Exploring Low-Resource Medical Image Classification with Weakly Supervised Prompt Learning
Fudan Zheng, Jindong Cao, Weijiang Yu, Zhiguang Chen, Nong Xiao, Yutong Lu
TL;DR
This work tackles the high annotation burden in medical image classification by introducing MedPrompt, a two-stage framework that first performs unsupervised vision-language pre-training on large-scale medical image-text data and then learns an instance-adaptive, weakly supervised prompt generator. The prompt generator, powered by a Meta-Net and context/class embeddings, automatically produces prompts that align with image embeddings to enable zero-shot and few-shot classification without heavy expert-designed prompts. Across four chest X-ray datasets, MedPrompt outperforms hand-crafted prompts in zero-shot and demonstrates strong few-shot performance, with a lightweight prompt module that can be embedded in various architectures. The approach reduces reliance on domain experts and offers scalable, adaptable medical image recognition in low-resource settings.
Abstract
Most advances in medical image recognition supporting clinical auxiliary diagnosis meet challenges due to the low-resource situation in the medical field, where annotations are highly expensive and professional. This low-resource problem can be alleviated by leveraging the transferable representations of large-scale pre-trained vision-language models via relevant medical text prompts. However, existing pre-trained vision-language models require domain experts to carefully design the medical prompts, which greatly increases the burden on clinicians. To address this problem, we propose a weakly supervised prompt learning method MedPrompt to automatically generate medical prompts, which includes an unsupervised pre-trained vision-language model and a weakly supervised prompt learning model. The unsupervised pre-trained vision-language model utilizes the natural correlation between medical images and corresponding medical texts for pre-training, without any manual annotations. The weakly supervised prompt learning model only utilizes the classes of images in the dataset to guide the learning of the specific class vector in the prompt, while the learning of other context vectors in the prompt requires no manual annotations for guidance.
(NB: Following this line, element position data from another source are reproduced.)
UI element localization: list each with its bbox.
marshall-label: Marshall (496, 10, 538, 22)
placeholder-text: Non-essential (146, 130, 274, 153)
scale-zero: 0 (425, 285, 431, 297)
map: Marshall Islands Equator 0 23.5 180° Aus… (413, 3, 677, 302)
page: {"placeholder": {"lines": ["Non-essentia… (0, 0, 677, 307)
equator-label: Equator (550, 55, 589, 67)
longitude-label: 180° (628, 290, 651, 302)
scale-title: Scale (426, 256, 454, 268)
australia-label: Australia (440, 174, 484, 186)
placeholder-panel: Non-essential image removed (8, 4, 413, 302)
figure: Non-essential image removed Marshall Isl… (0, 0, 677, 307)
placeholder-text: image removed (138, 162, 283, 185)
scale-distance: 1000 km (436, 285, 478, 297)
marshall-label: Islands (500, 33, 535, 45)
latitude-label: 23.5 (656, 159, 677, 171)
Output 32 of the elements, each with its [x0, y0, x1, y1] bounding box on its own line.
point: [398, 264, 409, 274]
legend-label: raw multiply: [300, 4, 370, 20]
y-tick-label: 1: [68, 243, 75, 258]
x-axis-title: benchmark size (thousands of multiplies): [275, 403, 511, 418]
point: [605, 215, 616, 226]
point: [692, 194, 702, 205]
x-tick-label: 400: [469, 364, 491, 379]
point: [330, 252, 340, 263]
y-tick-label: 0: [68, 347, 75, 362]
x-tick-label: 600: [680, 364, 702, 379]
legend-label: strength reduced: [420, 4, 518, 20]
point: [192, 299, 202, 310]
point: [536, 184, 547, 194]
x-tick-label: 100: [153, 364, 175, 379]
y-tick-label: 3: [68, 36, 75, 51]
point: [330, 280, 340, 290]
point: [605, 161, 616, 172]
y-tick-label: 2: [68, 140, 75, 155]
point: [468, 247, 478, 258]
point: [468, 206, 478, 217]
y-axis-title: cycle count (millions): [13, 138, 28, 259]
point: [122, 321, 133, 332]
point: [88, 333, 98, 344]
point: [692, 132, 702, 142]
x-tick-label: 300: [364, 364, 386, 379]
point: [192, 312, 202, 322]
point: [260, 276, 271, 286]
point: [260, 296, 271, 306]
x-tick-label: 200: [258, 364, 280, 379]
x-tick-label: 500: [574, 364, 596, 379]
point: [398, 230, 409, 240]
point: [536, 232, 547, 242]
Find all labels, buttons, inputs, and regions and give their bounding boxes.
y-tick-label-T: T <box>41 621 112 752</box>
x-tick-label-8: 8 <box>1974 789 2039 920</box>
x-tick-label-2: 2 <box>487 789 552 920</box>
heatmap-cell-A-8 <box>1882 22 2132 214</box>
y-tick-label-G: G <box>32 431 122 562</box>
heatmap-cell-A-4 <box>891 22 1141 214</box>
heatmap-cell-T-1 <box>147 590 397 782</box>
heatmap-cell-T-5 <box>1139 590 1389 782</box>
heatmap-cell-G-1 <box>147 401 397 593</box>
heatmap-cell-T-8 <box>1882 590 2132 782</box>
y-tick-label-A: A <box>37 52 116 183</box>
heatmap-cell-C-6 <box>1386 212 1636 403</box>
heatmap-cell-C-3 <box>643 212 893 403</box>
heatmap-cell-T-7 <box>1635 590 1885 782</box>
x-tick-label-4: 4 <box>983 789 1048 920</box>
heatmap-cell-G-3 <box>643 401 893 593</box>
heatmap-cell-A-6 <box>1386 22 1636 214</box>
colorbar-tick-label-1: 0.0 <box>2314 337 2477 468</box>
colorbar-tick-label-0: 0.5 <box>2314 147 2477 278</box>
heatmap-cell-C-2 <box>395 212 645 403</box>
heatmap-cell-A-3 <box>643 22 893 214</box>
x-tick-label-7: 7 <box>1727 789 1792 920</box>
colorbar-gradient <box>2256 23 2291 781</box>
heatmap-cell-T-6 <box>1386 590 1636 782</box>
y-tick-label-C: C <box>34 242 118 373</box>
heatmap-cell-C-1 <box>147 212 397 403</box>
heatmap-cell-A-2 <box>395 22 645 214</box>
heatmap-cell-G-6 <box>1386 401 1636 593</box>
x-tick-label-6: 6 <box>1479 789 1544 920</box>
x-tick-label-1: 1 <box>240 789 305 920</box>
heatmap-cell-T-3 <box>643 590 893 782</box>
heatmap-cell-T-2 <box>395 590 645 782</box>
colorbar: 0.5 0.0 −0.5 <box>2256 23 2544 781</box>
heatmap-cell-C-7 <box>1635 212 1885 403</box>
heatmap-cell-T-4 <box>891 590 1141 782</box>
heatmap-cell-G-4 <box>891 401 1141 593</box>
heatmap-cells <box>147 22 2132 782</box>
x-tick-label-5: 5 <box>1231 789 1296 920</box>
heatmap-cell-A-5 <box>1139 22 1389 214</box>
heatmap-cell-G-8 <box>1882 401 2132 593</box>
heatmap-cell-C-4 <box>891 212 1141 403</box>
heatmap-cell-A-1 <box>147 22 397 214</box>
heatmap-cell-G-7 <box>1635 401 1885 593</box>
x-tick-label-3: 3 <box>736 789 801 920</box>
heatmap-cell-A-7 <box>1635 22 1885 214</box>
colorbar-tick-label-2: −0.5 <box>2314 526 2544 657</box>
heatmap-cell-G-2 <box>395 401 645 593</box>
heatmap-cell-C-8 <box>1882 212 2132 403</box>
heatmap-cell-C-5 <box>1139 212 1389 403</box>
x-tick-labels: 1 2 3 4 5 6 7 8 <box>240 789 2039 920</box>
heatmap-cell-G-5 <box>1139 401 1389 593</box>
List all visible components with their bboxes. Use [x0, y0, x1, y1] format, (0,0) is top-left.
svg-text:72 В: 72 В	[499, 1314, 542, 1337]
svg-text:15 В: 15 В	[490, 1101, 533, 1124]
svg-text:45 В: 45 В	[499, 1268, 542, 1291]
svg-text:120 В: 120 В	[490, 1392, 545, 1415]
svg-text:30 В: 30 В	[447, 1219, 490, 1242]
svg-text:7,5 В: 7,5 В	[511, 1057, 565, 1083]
To the best of our knowledge, this is the first model to automatically generate medical prompts. With these prompts, the pre-trained vision-language model can be freed from the strong expert dependency of manual annotation and manual prompt design. Experimental results show that the model using our automatically generated prompts outperforms its full-shot learning hand-crafted prompts counterparts with only a minimal number of labeled samples for few-shot learning, and reaches superior or comparable accuracy on zero-shot image classification. The proposed prompt generator is lightweight and therefore can be embedded into any network architecture.